1,000 Days Help Shape a Lifetime

The time from conception to age two is the most critical period of development in the life of any individual.

During these 1,000 days, the foundation is laid in a child’s brain for processing information, learning language, developing and enhancing motor skills and other functions that are critically important later in life.

If children and their mothers do not get proper nutrition in those critical 1,000 days, we have missed our opportunity to help ensure those children reach their full potential. Unfortunately this happens all too often.

Stunting the World’s Potential

Stunting is what happens to a child’s brain and body when they don’t get the right kind of food or nutrients, particularly in the 1000 days between conception and their second birthday.
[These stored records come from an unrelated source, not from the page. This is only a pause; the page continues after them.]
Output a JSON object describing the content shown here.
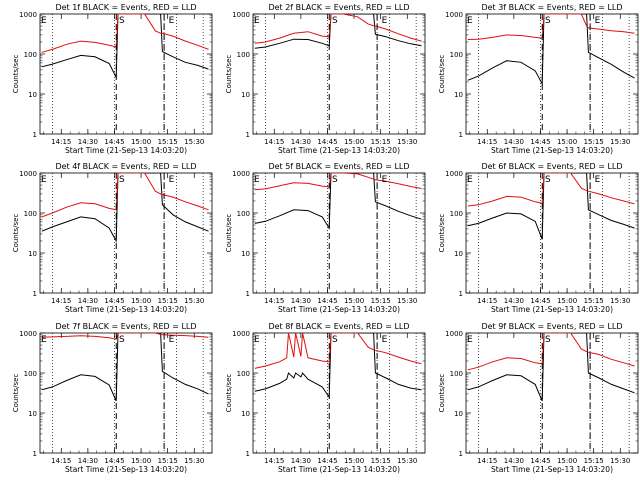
{
  "figure": {
    "xlabel": "Start Time (21-Sep-13 14:03:20)",
    "ylabel": "Counts/sec",
    "colors": {
      "events": "#000000",
      "lld": "#e01010"
    }
  },
  "chart_data": [
    {
      "type": "line",
      "title": "Det 1f BLACK = Events, RED = LLD",
      "xlabel": "Start Time (21-Sep-13 14:03:20)",
      "ylabel": "Counts/sec",
      "yscale": "log",
      "ylim": [
        1,
        1000
      ],
      "xticks": [
        "14:15",
        "14:30",
        "14:45",
        "15:00",
        "15:15",
        "15:30"
      ],
      "yticks": [
        "1",
        "10",
        "100",
        "1000"
      ],
      "markers": [
        "E",
        "S",
        "E"
      ],
      "series": [
        {
          "role": "events",
          "color": "#000000",
          "x": [
            "14:04",
            "14:10",
            "14:18",
            "14:26",
            "14:34",
            "14:42",
            "14:46",
            "14:47",
            "14:54",
            "15:02",
            "15:08",
            "15:11",
            "15:12",
            "15:18",
            "15:25",
            "15:32",
            "15:38"
          ],
          "y": [
            48,
            56,
            72,
            92,
            85,
            58,
            26,
            1000,
            1000,
            1000,
            1000,
            1000,
            115,
            85,
            62,
            52,
            42
          ]
        },
        {
          "role": "lld",
          "color": "#e01010",
          "x": [
            "14:04",
            "14:10",
            "14:18",
            "14:26",
            "14:34",
            "14:42",
            "14:46",
            "14:47",
            "14:54",
            "15:02",
            "15:08",
            "15:11",
            "15:12",
            "15:18",
            "15:25",
            "15:32",
            "15:38"
          ],
          "y": [
            110,
            130,
            175,
            210,
            195,
            165,
            150,
            1000,
            1000,
            1000,
            380,
            330,
            330,
            280,
            210,
            165,
            130
          ]
        }
      ]
    },
    {
      "type": "line",
      "title": "Det 2f BLACK = Events, RED = LLD",
      "xlabel": "Start Time (21-Sep-13 14:03:20)",
      "ylabel": "Counts/sec",
      "yscale": "log",
      "ylim": [
        1,
        1000
      ],
      "xticks": [
        "14:15",
        "14:30",
        "14:45",
        "15:00",
        "15:15",
        "15:30"
      ],
      "yticks": [
        "1",
        "10",
        "100",
        "1000"
      ],
      "markers": [
        "E",
        "S",
        "E"
      ],
      "series": [
        {
          "role": "events",
          "color": "#000000",
          "x": [
            "14:04",
            "14:10",
            "14:18",
            "14:26",
            "14:34",
            "14:42",
            "14:46",
            "14:47",
            "14:54",
            "15:02",
            "15:08",
            "15:11",
            "15:12",
            "15:18",
            "15:25",
            "15:32",
            "15:38"
          ],
          "y": [
            140,
            150,
            185,
            235,
            230,
            185,
            160,
            1000,
            1000,
            1000,
            1000,
            1000,
            310,
            270,
            215,
            180,
            160
          ]
        },
        {
          "role": "lld",
          "color": "#e01010",
          "x": [
            "14:04",
            "14:10",
            "14:18",
            "14:26",
            "14:34",
            "14:42",
            "14:46",
            "14:47",
            "14:54",
            "15:02",
            "15:08",
            "15:11",
            "15:12",
            "15:18",
            "15:25",
            "15:32",
            "15:38"
          ],
          "y": [
            185,
            200,
            250,
            330,
            360,
            280,
            270,
            1000,
            1000,
            850,
            560,
            510,
            500,
            420,
            320,
            250,
            210
          ]
        }
      ]
    },
    {
      "type": "line",
      "title": "Det 3f BLACK = Events, RED = LLD",
      "xlabel": "Start Time (21-Sep-13 14:03:20)",
      "ylabel": "Counts/sec",
      "yscale": "log",
      "ylim": [
        1,
        1000
      ],
      "xticks": [
        "14:15",
        "14:30",
        "14:45",
        "15:00",
        "15:15",
        "15:30"
      ],
      "yticks": [
        "1",
        "10",
        "100",
        "1000"
      ],
      "markers": [
        "E",
        "S",
        "E"
      ],
      "series": [
        {
          "role": "events",
          "color": "#000000",
          "x": [
            "14:04",
            "14:10",
            "14:18",
            "14:26",
            "14:34",
            "14:42",
            "14:46",
            "14:47",
            "14:54",
            "15:02",
            "15:08",
            "15:11",
            "15:12",
            "15:18",
            "15:25",
            "15:32",
            "15:38"
          ],
          "y": [
            22,
            28,
            45,
            68,
            62,
            38,
            18,
            1000,
            1000,
            1000,
            1000,
            1000,
            110,
            80,
            55,
            35,
            25
          ]
        },
        {
          "role": "lld",
          "color": "#e01010",
          "x": [
            "14:04",
            "14:10",
            "14:18",
            "14:26",
            "14:34",
            "14:42",
            "14:46",
            "14:47",
            "14:54",
            "15:02",
            "15:08",
            "15:11",
            "15:12",
            "15:18",
            "15:25",
            "15:32",
            "15:38"
          ],
          "y": [
            230,
            235,
            260,
            300,
            290,
            260,
            250,
            1000,
            1000,
            1000,
            1000,
            500,
            450,
            420,
            380,
            360,
            330
          ]
        }
      ]
    },
    {
      "type": "line",
      "title": "Det 4f BLACK = Events, RED = LLD",
      "xlabel": "Start Time (21-Sep-13 14:03:20)",
      "ylabel": "Counts/sec",
      "yscale": "log",
      "ylim": [
        1,
        1000
      ],
      "xticks": [
        "14:15",
        "14:30",
        "14:45",
        "15:00",
        "15:15",
        "15:30"
      ],
      "yticks": [
        "1",
        "10",
        "100",
        "1000"
      ],
      "markers": [
        "E",
        "S",
        "E"
      ],
      "series": [
        {
          "role": "events",
          "color": "#000000",
          "x": [
            "14:04",
            "14:10",
            "14:18",
            "14:26",
            "14:34",
            "14:42",
            "14:46",
            "14:47",
            "14:54",
            "15:02",
            "15:08",
            "15:11",
            "15:12",
            "15:18",
            "15:25",
            "15:32",
            "15:38"
          ],
          "y": [
            35,
            45,
            60,
            80,
            72,
            42,
            20,
            1000,
            1000,
            1000,
            1000,
            1000,
            160,
            90,
            60,
            45,
            35
          ]
        },
        {
          "role": "lld",
          "color": "#e01010",
          "x": [
            "14:04",
            "14:10",
            "14:18",
            "14:26",
            "14:34",
            "14:42",
            "14:46",
            "14:47",
            "14:54",
            "15:02",
            "15:08",
            "15:11",
            "15:12",
            "15:18",
            "15:25",
            "15:32",
            "15:38"
          ],
          "y": [
            80,
            100,
            140,
            180,
            170,
            130,
            120,
            1000,
            1000,
            1000,
            350,
            300,
            290,
            250,
            190,
            150,
            120
          ]
        }
      ]
    },
    {
      "type": "line",
      "title": "Det 5f BLACK = Events, RED = LLD",
      "xlabel": "Start Time (21-Sep-13 14:03:20)",
      "ylabel": "Counts/sec",
      "yscale": "log",
      "ylim": [
        1,
        1000
      ],
      "xticks": [
        "14:15",
        "14:30",
        "14:45",
        "15:00",
        "15:15",
        "15:30"
      ],
      "yticks": [
        "1",
        "10",
        "100",
        "1000"
      ],
      "markers": [
        "E",
        "S",
        "E"
      ],
      "series": [
        {
          "role": "events",
          "color": "#000000",
          "x": [
            "14:04",
            "14:10",
            "14:18",
            "14:26",
            "14:34",
            "14:42",
            "14:46",
            "14:47",
            "14:54",
            "15:02",
            "15:08",
            "15:11",
            "15:12",
            "15:18",
            "15:25",
            "15:32",
            "15:38"
          ],
          "y": [
            55,
            62,
            85,
            120,
            115,
            80,
            42,
            1000,
            1000,
            1000,
            1000,
            1000,
            190,
            150,
            110,
            85,
            70
          ]
        },
        {
          "role": "lld",
          "color": "#e01010",
          "x": [
            "14:04",
            "14:10",
            "14:18",
            "14:26",
            "14:34",
            "14:42",
            "14:46",
            "14:47",
            "14:54",
            "15:02",
            "15:08",
            "15:11",
            "15:12",
            "15:18",
            "15:25",
            "15:32",
            "15:38"
          ],
          "y": [
            380,
            400,
            480,
            570,
            550,
            470,
            450,
            1000,
            1000,
            950,
            780,
            700,
            680,
            620,
            540,
            460,
            410
          ]
        }
      ]
    },
    {
      "type": "line",
      "title": "Det 6f BLACK = Events, RED = LLD",
      "xlabel": "Start Time (21-Sep-13 14:03:20)",
      "ylabel": "Counts/sec",
      "yscale": "log",
      "ylim": [
        1,
        1000
      ],
      "xticks": [
        "14:15",
        "14:30",
        "14:45",
        "15:00",
        "15:15",
        "15:30"
      ],
      "yticks": [
        "1",
        "10",
        "100",
        "1000"
      ],
      "markers": [
        "E",
        "S",
        "E"
      ],
      "series": [
        {
          "role": "events",
          "color": "#000000",
          "x": [
            "14:04",
            "14:10",
            "14:18",
            "14:26",
            "14:34",
            "14:42",
            "14:46",
            "14:47",
            "14:54",
            "15:02",
            "15:08",
            "15:11",
            "15:12",
            "15:18",
            "15:25",
            "15:32",
            "15:38"
          ],
          "y": [
            48,
            55,
            75,
            100,
            95,
            62,
            22,
            1000,
            1000,
            1000,
            1000,
            1000,
            120,
            90,
            65,
            52,
            42
          ]
        },
        {
          "role": "lld",
          "color": "#e01010",
          "x": [
            "14:04",
            "14:10",
            "14:18",
            "14:26",
            "14:34",
            "14:42",
            "14:46",
            "14:47",
            "14:54",
            "15:02",
            "15:08",
            "15:11",
            "15:12",
            "15:18",
            "15:25",
            "15:32",
            "15:38"
          ],
          "y": [
            150,
            160,
            200,
            260,
            250,
            190,
            175,
            1000,
            1000,
            1000,
            420,
            360,
            350,
            300,
            240,
            200,
            170
          ]
        }
      ]
    },
    {
      "type": "line",
      "title": "Det 7f BLACK = Events, RED = LLD",
      "xlabel": "Start Time (21-Sep-13 14:03:20)",
      "ylabel": "Counts/sec",
      "yscale": "log",
      "ylim": [
        1,
        1000
      ],
      "xticks": [
        "14:15",
        "14:30",
        "14:45",
        "15:00",
        "15:15",
        "15:30"
      ],
      "yticks": [
        "1",
        "10",
        "100",
        "1000"
      ],
      "markers": [
        "E",
        "S",
        "E"
      ],
      "series": [
        {
          "role": "events",
          "color": "#000000",
          "x": [
            "14:04",
            "14:10",
            "14:18",
            "14:26",
            "14:34",
            "14:42",
            "14:46",
            "14:47",
            "14:54",
            "15:02",
            "15:08",
            "15:11",
            "15:12",
            "15:18",
            "15:25",
            "15:32",
            "15:38"
          ],
          "y": [
            38,
            45,
            65,
            90,
            82,
            50,
            20,
            1000,
            1000,
            1000,
            1000,
            1000,
            110,
            75,
            52,
            40,
            30
          ]
        },
        {
          "role": "lld",
          "color": "#e01010",
          "x": [
            "14:04",
            "14:10",
            "14:18",
            "14:26",
            "14:34",
            "14:42",
            "14:46",
            "14:47",
            "14:54",
            "15:02",
            "15:08",
            "15:11",
            "15:12",
            "15:18",
            "15:25",
            "15:32",
            "15:38"
          ],
          "y": [
            780,
            800,
            820,
            850,
            820,
            760,
            700,
            1000,
            1000,
            1000,
            1000,
            920,
            900,
            880,
            860,
            820,
            780
          ]
        }
      ]
    },
    {
      "type": "line",
      "title": "Det 8f BLACK = Events, RED = LLD",
      "xlabel": "Start Time (21-Sep-13 14:03:20)",
      "ylabel": "Counts/sec",
      "yscale": "log",
      "ylim": [
        1,
        1000
      ],
      "xticks": [
        "14:15",
        "14:30",
        "14:45",
        "15:00",
        "15:15",
        "15:30"
      ],
      "yticks": [
        "1",
        "10",
        "100",
        "1000"
      ],
      "markers": [
        "E",
        "S",
        "E"
      ],
      "series": [
        {
          "role": "events",
          "color": "#000000",
          "x": [
            "14:04",
            "14:10",
            "14:18",
            "14:22",
            "14:23",
            "14:26",
            "14:27",
            "14:30",
            "14:31",
            "14:34",
            "14:42",
            "14:46",
            "14:47",
            "14:54",
            "15:02",
            "15:08",
            "15:11",
            "15:12",
            "15:18",
            "15:25",
            "15:32",
            "15:38"
          ],
          "y": [
            35,
            40,
            55,
            70,
            100,
            75,
            100,
            80,
            100,
            70,
            45,
            25,
            1000,
            1000,
            1000,
            1000,
            1000,
            100,
            75,
            52,
            42,
            38
          ]
        },
        {
          "role": "lld",
          "color": "#e01010",
          "x": [
            "14:04",
            "14:10",
            "14:18",
            "14:22",
            "14:23",
            "14:26",
            "14:27",
            "14:30",
            "14:31",
            "14:34",
            "14:42",
            "14:46",
            "14:47",
            "14:54",
            "15:02",
            "15:08",
            "15:11",
            "15:12",
            "15:18",
            "15:25",
            "15:32",
            "15:38"
          ],
          "y": [
            130,
            150,
            190,
            240,
            1000,
            250,
            1000,
            260,
            1000,
            240,
            200,
            190,
            1000,
            1000,
            1000,
            440,
            380,
            370,
            320,
            250,
            200,
            170
          ]
        }
      ]
    },
    {
      "type": "line",
      "title": "Det 9f BLACK = Events, RED = LLD",
      "xlabel": "Start Time (21-Sep-13 14:03:20)",
      "ylabel": "Counts/sec",
      "yscale": "log",
      "ylim": [
        1,
        1000
      ],
      "xticks": [
        "14:15",
        "14:30",
        "14:45",
        "15:00",
        "15:15",
        "15:30"
      ],
      "yticks": [
        "1",
        "10",
        "100",
        "1000"
      ],
      "markers": [
        "E",
        "S",
        "E"
      ],
      "series": [
        {
          "role": "events",
          "color": "#000000",
          "x": [
            "14:04",
            "14:10",
            "14:18",
            "14:26",
            "14:34",
            "14:42",
            "14:46",
            "14:47",
            "14:54",
            "15:02",
            "15:08",
            "15:11",
            "15:12",
            "15:18",
            "15:25",
            "15:32",
            "15:38"
          ],
          "y": [
            38,
            45,
            65,
            90,
            85,
            52,
            20,
            1000,
            1000,
            1000,
            1000,
            1000,
            100,
            75,
            52,
            40,
            32
          ]
        },
        {
          "role": "lld",
          "color": "#e01010",
          "x": [
            "14:04",
            "14:10",
            "14:18",
            "14:26",
            "14:34",
            "14:42",
            "14:46",
            "14:47",
            "14:54",
            "15:02",
            "15:08",
            "15:11",
            "15:12",
            "15:18",
            "15:25",
            "15:32",
            "15:38"
          ],
          "y": [
            120,
            140,
            190,
            240,
            230,
            180,
            170,
            1000,
            1000,
            1000,
            400,
            340,
            330,
            290,
            220,
            180,
            150
          ]
        }
      ]
    }
  ]
}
Stunted children have a low height for age but it goes beyond just physical height – organs may not fully develop and cognitive development may suffer.

The damage can be irreversible. That child may never learn, nor earn, as much as they could have if properly nourished in early life.

162 million children in the world are stunted with life-long consequences including weakened immune systems, and a risk of not reaching their full potential.

“Stunted” is really just code for lost potential – lost to the person, lost to their families and communities, and lost to the world.

The fight against poverty can never be won while entire generations are stunted, and with their development potential limited because they don’t have access to good nutrition, as well as prevention and treatment to common childhood illnesses.

MI’s belief that simply surviving is not enough drives our work in Child Health, Growth and Development. We want to increase the number of children, particularly those under the age of two, who thrive by making sure they get the essential vitamins and minerals they need to promote their optimal health, growth and development.

Our work in this area includes Infant and Young Child Nutrition and iron supplementation for children.